Long COVID, also known as post-COVID-19 syndrome, is a condition that can occur in people who have had COVID-19, even if their initial illness was mild.
According to research published in Current Medical Research and Opinion, women are significantly more likely than men to experience long COVID, with symptoms that follow a distinct clinical pattern. The reasons for this are not fully understood, but researchers believe it may be due to several factors, including:
- Differences in the immune system: Women have a stronger immune response than men, which can be helpful in fighting off infection. However, it is also thought that this stronger immune response may make women more susceptible to developing autoinflammatory conditions, which are thought to play a role in long COVID.

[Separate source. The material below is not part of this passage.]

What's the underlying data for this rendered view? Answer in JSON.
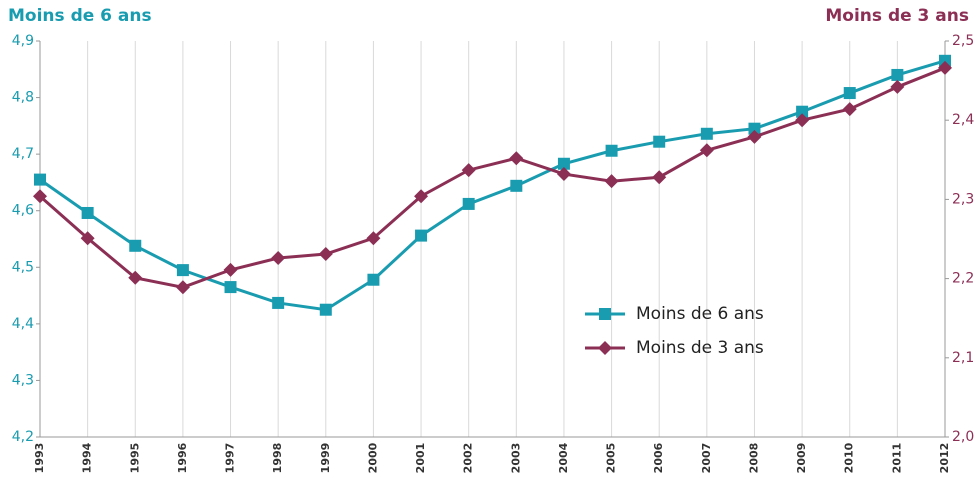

- Hormonal factors: Hormones such as estrogen and progesterone may also play a role in long COVID. For example, some studies have shown that women who are experiencing menopause are more likely to develop long COVID.
- Social factors: Women are more likely to be caregivers, both at home and in the workforce. This can put them at a higher risk of exposure to COVID-19 and other infections. Women are also more likely to have jobs that are considered essential, which means that they may have had to continue working during the pandemic, even if they were not feeling well.
Symptoms of long COVID in women
Long COVID can have a significant impact on a woman’s life, both physically and mentally. Common symptoms of long COVID include:
- Shortness of breath
- Chest pain
- Cognitive impairment
- Brain fog
- Muscle aches
- Joint pain
- Hair loss
- Sleep problems
- Menstrual cycle changes
These symptoms can make it difficult to work, study, and perform everyday activities.
Just as each body reacts and responds differently to factors that can cause illness, there is no one-size-fits-all treatment for long COVID. There are, however, things that can help manage the symptoms and improve quality of life.
- Getting regular exercise: Exercise can help to improve energy levels, reduce fatigue, and improve mood. However, it is important to start slowly and gradually increase the intensity and duration of your workouts over time.
- Getting enough sleep: Most adults need around 7-8 hours of sleep per night. Getting enough sleep can help to improve energy levels, reduce fatigue, and boost the immune system.
- Eating a healthy diet: A balanced diet based on fresh whole foods that includes plenty of protein, fruits, and vegetables can help to improve your overall health and well-being. Avoid processed foods, sugary drinks, and excessive caffeine and alcohol.
- Get a personalized nutrition plan: Your body replaces and repairs cells on a regular basis. However, it needs the right nutrients to be able to do so. And since each body is unique, you need to find out exactly what those nutrients are for your body and your specific health issue.
A qualified Nutrition Response Testing® practitioner can test you to discover what post-pandemic factors are causing your long Covid symptoms and which nutrients your body requires to help it heal. Based on your specific health situation, they can create a clinically- designed, personalized nutrition plan that will assist your body to heal. They can also provide support to help you stay on track.
Additional tips for women with long COVID
- Listen to your body and rest when you need to.
- Don’t be afraid to ask for help from family and friends.
- Find a healthcare provider who understands the post-pandemic factors that can cause long COVID and can help you manage the condition..
Long COVID can be a challenging condition, but there are steps you can take to improve your health. By making lifestyle changes, seeking the right therapy, and following a personalized nutrition plan it is possible to regain your health.